La procédure fixée par la loi prévoit des délais stricts à respecter. Dès lors qu’une alerte est reçue, la commission ne doit pas tarder à traiter le dossier et à prendre les décisions nécessaires, avec en tout premier lieu celle de reconnaître ou non le statut de lanceur d’alerte à la personne qui effectue le signalement. Son champ d’action est précis, l’Ordre des vétérinaires ayant été classé, par la loi de mars 2022, dans la catégorie 8 de l’annexe des AERS qui concerne uniquement la santé publique. La commission de l’Ordre peut aussi considérer que l’affaire n’est pas de son ressort. Dans ce cas, elle identifie une AERS ou un autre organisme susceptible de pouvoir la traiter et, après en avoir référé au défenseur des droits, transmet le dossier anonymisé. Elle peut aussi décider, au moindre doute, d’envoyer ce dossier directement au défenseur des droits qui avisera du meilleur moyen de le traiter ou désignera l’AERS la plus apte à le faire. Le défenseur des droits agit comme un réel appui pour l’Ordre, et reste disponible aussi, à la moindre interrogation, comme celle par exemple de rejeter un signalement, ou de le transférer vers une AERS plus compétente, les Ordres sont invités à consulter ce dernier.

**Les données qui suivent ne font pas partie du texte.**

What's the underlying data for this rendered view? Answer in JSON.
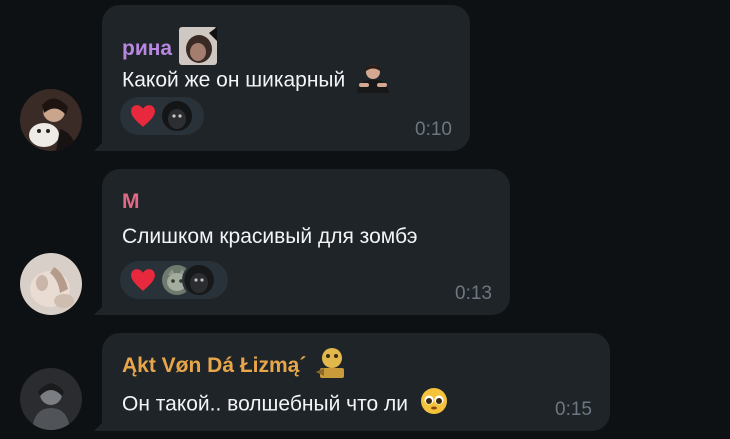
{
  "messages": [
    {
      "author": "рина",
      "author_color": "#b987e0",
      "text": "Какой же он шикарный",
      "time": "0:10",
      "reaction": "heart"
    },
    {
      "author": "M",
      "author_color": "#e06a86",
      "text": "Слишком красивый для зомбэ",
      "time": "0:13",
      "reaction": "heart"
    },
    {
      "author": "Ąkt Vøn Dá Łizmą´",
      "author_color": "#e8a64a",
      "text": "Он такой.. волшебный что ли",
      "time": "0:15",
      "reaction": ""
    }
  ],
  "colors": {
    "background": "#0e1114",
    "bubble": "#1f2428",
    "text": "#f2f4f6",
    "time": "#6d7781",
    "reaction_pill": "#283238",
    "heart": "#e8283c"
  }
}
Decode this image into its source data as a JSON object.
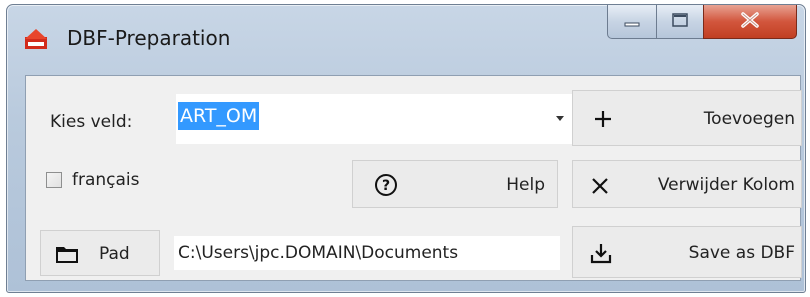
{
  "window": {
    "title": "DBF-Preparation"
  },
  "field_select": {
    "label": "Kies veld:",
    "selected_value": "ART_OM"
  },
  "buttons": {
    "add": "Toevoegen",
    "help": "Help",
    "remove_column": "Verwijder Kolom",
    "path": "Pad",
    "save": "Save as DBF"
  },
  "checkbox": {
    "label": "français",
    "checked": false
  },
  "path": {
    "value": "C:\\Users\\jpc.DOMAIN\\Documents"
  },
  "colors": {
    "selection": "#3399ff",
    "close_button": "#c13f22",
    "panel_bg": "#f0f0f0"
  },
  "icons": {
    "app": "app-icon",
    "add": "plus-icon",
    "help": "question-circle-icon",
    "remove": "x-icon",
    "path": "folder-icon",
    "save": "download-icon"
  }
}
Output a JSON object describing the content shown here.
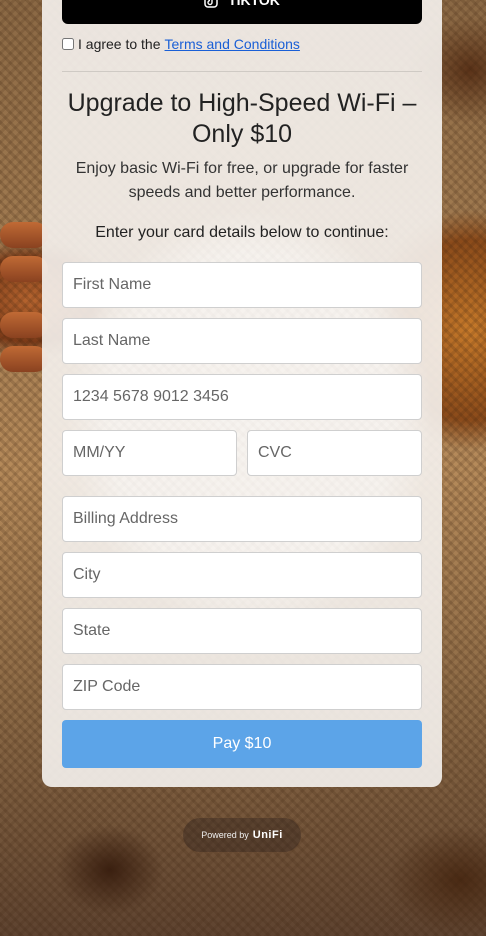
{
  "social": {
    "tiktok_label": "TIKTOK"
  },
  "terms": {
    "prefix": "I agree to the",
    "link_label": "Terms and Conditions",
    "checked": false
  },
  "upgrade": {
    "title": "Upgrade to High-Speed Wi-Fi – Only $10",
    "description": "Enjoy basic Wi-Fi for free, or upgrade for faster speeds and better performance.",
    "instruction": "Enter your card details below to continue:"
  },
  "form": {
    "first_name_placeholder": "First Name",
    "last_name_placeholder": "Last Name",
    "card_number_placeholder": "1234 5678 9012 3456",
    "expiry_placeholder": "MM/YY",
    "cvc_placeholder": "CVC",
    "billing_address_placeholder": "Billing Address",
    "city_placeholder": "City",
    "state_placeholder": "State",
    "zip_placeholder": "ZIP Code",
    "pay_label": "Pay $10"
  },
  "footer": {
    "powered_prefix": "Powered by",
    "brand": "UniFi"
  },
  "colors": {
    "pay_button": "#5ca4e8",
    "link": "#1a5fd6",
    "tiktok_button": "#000000"
  },
  "icons": {
    "tiktok": "tiktok-icon"
  }
}
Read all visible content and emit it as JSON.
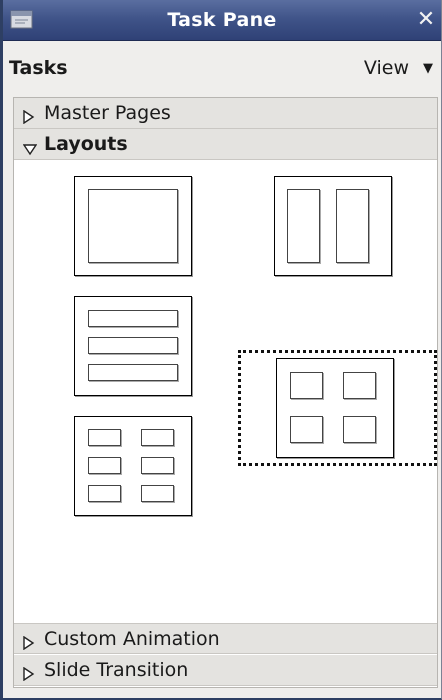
{
  "window": {
    "title": "Task Pane",
    "close_label": "✕",
    "icon": "app-icon"
  },
  "header": {
    "tasks_label": "Tasks",
    "view_label": "View",
    "view_caret": "▼"
  },
  "sections": {
    "master_pages": {
      "label": "Master Pages",
      "state": "collapsed"
    },
    "layouts": {
      "label": "Layouts",
      "state": "expanded"
    },
    "custom_animation": {
      "label": "Custom Animation",
      "state": "collapsed"
    },
    "slide_transition": {
      "label": "Slide Transition",
      "state": "collapsed"
    }
  },
  "layouts": [
    {
      "name": "title-content",
      "selected": false
    },
    {
      "name": "two-columns",
      "selected": false
    },
    {
      "name": "three-rows",
      "selected": false
    },
    {
      "name": "four-objects",
      "selected": true
    },
    {
      "name": "six-objects",
      "selected": false
    }
  ],
  "colors": {
    "titlebar": "#3f5388",
    "section_header": "#e4e3e0",
    "panel_bg": "#ffffff"
  }
}
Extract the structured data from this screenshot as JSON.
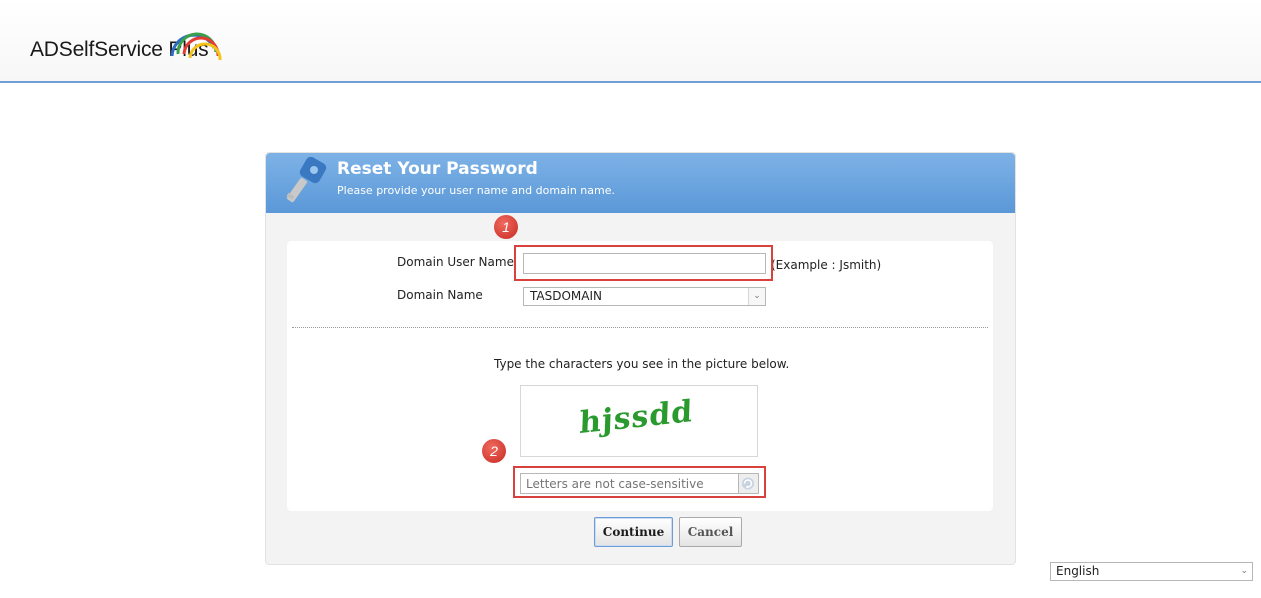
{
  "header": {
    "brand": "ADSelfService Plus"
  },
  "panel": {
    "title": "Reset Your Password",
    "subtitle": "Please provide your user name and domain name."
  },
  "form": {
    "username_label": "Domain User Name",
    "username_value": "",
    "username_example": "(Example : Jsmith)",
    "domain_label": "Domain Name",
    "domain_value": "TASDOMAIN",
    "captcha_instruction": "Type the characters you see in the picture below.",
    "captcha_image_text": "hjssdd",
    "captcha_placeholder": "Letters are not case-sensitive"
  },
  "annotations": {
    "marker_1": "1",
    "marker_2": "2",
    "marker_color": "#d9423c"
  },
  "buttons": {
    "continue": "Continue",
    "cancel": "Cancel"
  },
  "footer": {
    "language": "English"
  },
  "colors": {
    "header_blue": "#6f9fd6",
    "captcha_green": "#2a9a2e"
  },
  "icons": {
    "key": "key-icon",
    "refresh": "refresh-icon",
    "chevron": "chevron-down-icon"
  }
}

Enfin, à la réception d’un dossier de signalement et, face à des faits relevant de sa mission, le président de l’Ordre conserve la possibilité d’agir d’office, bien sûr dans le respect de la confidentialité de l’identité du lanceur d’alerte, afin qu’une enquête disciplinaire soit diligentée.
Quel est l’intérêt de cette procédure ?
Cette procédure de signalement est ouverte à toute personne qui estime être témoin ou pense être au courant d’actions graves portant atteinte à l’ordre et à la santé publique. Si cette dernière ne désire pas de publicité autour de son nom, en particulier ne désire pas subir de dommages en lien avec ce signalement, ou encore si elle arrive au bout d’un certain nombre de procédures, cette option présente un avantage certain en donnant une portée d’intérêt général à son action. L’intérêt de la procédure « lanceurs d’alerte » est la confidentialité et l’anonymat total qui la caractérisent. Elle permet aussi de remettre un dossier dérangeant entre les mains d’organismes qui vont pouvoir le traiter avec efficacité.
Comment adresser une alerte à l’Ordre ?
Des informations sur la procédure d’alerte sont disponibles sur le site internet de l’Ordre. Les signalements peuvent être transmis à la commission « lanceurs d’alerte » par courrier au siège de l’Ordre. Ils peuvent aussi être communiqués par courriel à une adresse mail dédiée : lanceuralerte@ordre.veterinaire.fr. Enfin, une procédure orale (contact téléphonique) existe en appelant le secrétariat général de l’Ordre mais celle-ci est « à proscrire du fait de son manque de traçabilité et du risque de rupture de la confidentialité des données ».